Mais, les deux moines ont des atouts cachés. Outre une
morale à toute épreuve et une bonne éducation sans faille, Kyle et Peto ont
reçu une solide formation aux arts martiaux, ce que vont vite découvrir
Sanchez, le tenancier du « Tapioca Bar » et certains de ses clients
peu recommandables et un peu trop sûrs d’eux…
Ce n’est pas la seule raison pour laquelle les deux
moines d’Hubral vont faire sensation. En effet, s’ils sont venus dans ce trou
perdu (de perdition, devrais-je plutôt écrire), c’est pour remplir une mission
que le père Taos, le chef de leur ordre, leur a confiée… Une mission qu’ils
escomptent bien remplir, et facilement, en demandant, avec une candeur toute
adolescente, où ils pourraient trouver « le Bourbon Kid ». Une
demande apparemment anodine, qui va pourtant frapper de stupeur tous ceux
présents pour l’entendre…
Il faut dire que, 5 ans plus tôt, ce fameux
« Bourbon Kid » était venu boire un verre au « Tapioca
Bar » avant de massacrer impitoyablement tous les clients présents, ne
laissant en vie que le barman, Sanchez, encore tout surpris de ne pas avoir
fait partie de la longue liste des victimes de cette funeste nuit.
Car le « Bourbon Kid » a ensuite sévi toute la
nuit, laissant derrière lui un monceau de cadavres puis disparaissant sans
laisser de traces, au point que la rumeur dit qu’il est mort… Qu’il le soit
vraiment ou pas, cela ne change pas la frayeur que suscite la simple évocation
de son mystérieux surnom à Santa Mondega.
Mais revenons à aujourd’hui. Kyle et Peto ne cherchent
pas seulement le « Bourbon Kid ». Non, ils demandent aussi après un
certain Jefe, dont le nom, cette fois, ne va déclencher aucune réaction parmi
les clients du bar.
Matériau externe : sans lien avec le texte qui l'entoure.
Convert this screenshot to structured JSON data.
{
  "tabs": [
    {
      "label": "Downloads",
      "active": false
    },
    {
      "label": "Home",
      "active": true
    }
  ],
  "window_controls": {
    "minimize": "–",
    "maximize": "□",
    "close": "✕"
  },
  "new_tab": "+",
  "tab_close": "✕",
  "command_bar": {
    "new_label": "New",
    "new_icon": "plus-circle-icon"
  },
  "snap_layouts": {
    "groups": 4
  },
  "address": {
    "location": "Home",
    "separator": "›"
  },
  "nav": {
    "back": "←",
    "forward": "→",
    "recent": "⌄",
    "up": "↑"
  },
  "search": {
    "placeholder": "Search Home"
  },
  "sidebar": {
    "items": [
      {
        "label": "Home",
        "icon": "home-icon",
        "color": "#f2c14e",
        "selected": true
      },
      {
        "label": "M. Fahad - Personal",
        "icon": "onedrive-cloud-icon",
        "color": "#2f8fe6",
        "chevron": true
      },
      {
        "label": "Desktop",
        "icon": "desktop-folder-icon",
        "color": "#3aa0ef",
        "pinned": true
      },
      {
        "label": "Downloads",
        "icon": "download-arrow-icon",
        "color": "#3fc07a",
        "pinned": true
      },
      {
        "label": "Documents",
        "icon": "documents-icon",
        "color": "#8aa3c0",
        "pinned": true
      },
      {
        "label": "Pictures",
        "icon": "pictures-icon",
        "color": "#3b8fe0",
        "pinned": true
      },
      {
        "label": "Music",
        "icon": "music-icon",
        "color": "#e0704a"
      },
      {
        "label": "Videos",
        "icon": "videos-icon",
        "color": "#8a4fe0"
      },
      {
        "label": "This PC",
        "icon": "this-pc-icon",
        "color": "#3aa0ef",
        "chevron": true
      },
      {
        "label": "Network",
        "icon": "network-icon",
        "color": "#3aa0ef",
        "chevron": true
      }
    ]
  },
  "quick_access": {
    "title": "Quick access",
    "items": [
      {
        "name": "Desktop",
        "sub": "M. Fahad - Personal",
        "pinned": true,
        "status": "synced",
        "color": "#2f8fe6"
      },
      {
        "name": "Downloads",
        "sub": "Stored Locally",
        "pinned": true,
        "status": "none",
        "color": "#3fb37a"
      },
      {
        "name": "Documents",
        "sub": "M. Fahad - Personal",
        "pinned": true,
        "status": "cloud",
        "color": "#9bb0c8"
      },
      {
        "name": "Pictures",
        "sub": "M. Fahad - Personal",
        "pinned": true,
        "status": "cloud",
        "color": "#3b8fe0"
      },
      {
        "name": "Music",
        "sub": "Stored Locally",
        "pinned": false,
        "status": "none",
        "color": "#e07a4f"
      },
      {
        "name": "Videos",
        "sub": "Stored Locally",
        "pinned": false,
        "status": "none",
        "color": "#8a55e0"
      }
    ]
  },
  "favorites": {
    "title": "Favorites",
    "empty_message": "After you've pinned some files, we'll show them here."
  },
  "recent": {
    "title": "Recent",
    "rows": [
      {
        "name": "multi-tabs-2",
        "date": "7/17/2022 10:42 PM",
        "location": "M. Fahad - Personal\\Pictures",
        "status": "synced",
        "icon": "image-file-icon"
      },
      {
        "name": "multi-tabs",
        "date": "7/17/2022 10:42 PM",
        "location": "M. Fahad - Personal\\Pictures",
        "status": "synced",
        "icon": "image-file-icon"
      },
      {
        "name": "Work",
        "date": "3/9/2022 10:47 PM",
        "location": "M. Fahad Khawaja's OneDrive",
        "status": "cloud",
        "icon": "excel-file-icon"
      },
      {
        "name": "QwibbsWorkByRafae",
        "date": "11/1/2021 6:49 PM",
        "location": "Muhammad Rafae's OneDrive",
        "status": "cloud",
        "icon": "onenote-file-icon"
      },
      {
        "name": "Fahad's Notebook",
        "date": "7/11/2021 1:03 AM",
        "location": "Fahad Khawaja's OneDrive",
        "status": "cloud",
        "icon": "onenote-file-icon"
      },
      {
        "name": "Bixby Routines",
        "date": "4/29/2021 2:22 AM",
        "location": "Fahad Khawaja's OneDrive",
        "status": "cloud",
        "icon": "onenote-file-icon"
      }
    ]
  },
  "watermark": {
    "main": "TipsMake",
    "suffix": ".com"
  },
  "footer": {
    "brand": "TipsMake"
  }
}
Ils auraient peut-être dû, car, quelques minutes plus tard,
alors que les moines ont quitté les lieux, le dénommé Jefe entre à son tour au
« Tapioca Bar ». Lui voudrait qu’on lui indique où trouver un certain
el Santino, à qui il a quelque chose à remettre en main propre.
A son tour, Jefe va avoir droit au comité d’accueil
maison, tout en délicatesse et sympathie, croyez-moi, mais, après quelques
instants difficiles, Jefe va devenir copain comme cochon avec un certain
Marcus, surnommé la Fouine, qui, après avoir copieusement saoulé Jefe, va,
comme il se doit, le dépouiller de tous ses biens. Un portefeuille plutôt bien
rempli et surtout un bijou magnifique, une pierre bleue qui doit donc valoir
une fortune.
Mais, la Fouine n’est pas le plus malin, à son tour, il
va se faire voler son nouveau pactole par le réceptionniste de l’hôtel, un
freluquet nommé Dante, et sa copine, une charmante femme de chambre répondant
au joli prénom de Kacy. Ces deux-là ont des rêves de grandeur, que l’argent et
le bijou devraient aider à assouvir. Un joli petit couple, si on excepte leur
fâcheuse tendance à voler ou escroquer leur prochain, qui ne se doute pas
qu’ils ont choisi, pour exercer leurs talents, une nasse où grouille une
multitude de personnes bien plus méchantes et dangereuses qu’eux…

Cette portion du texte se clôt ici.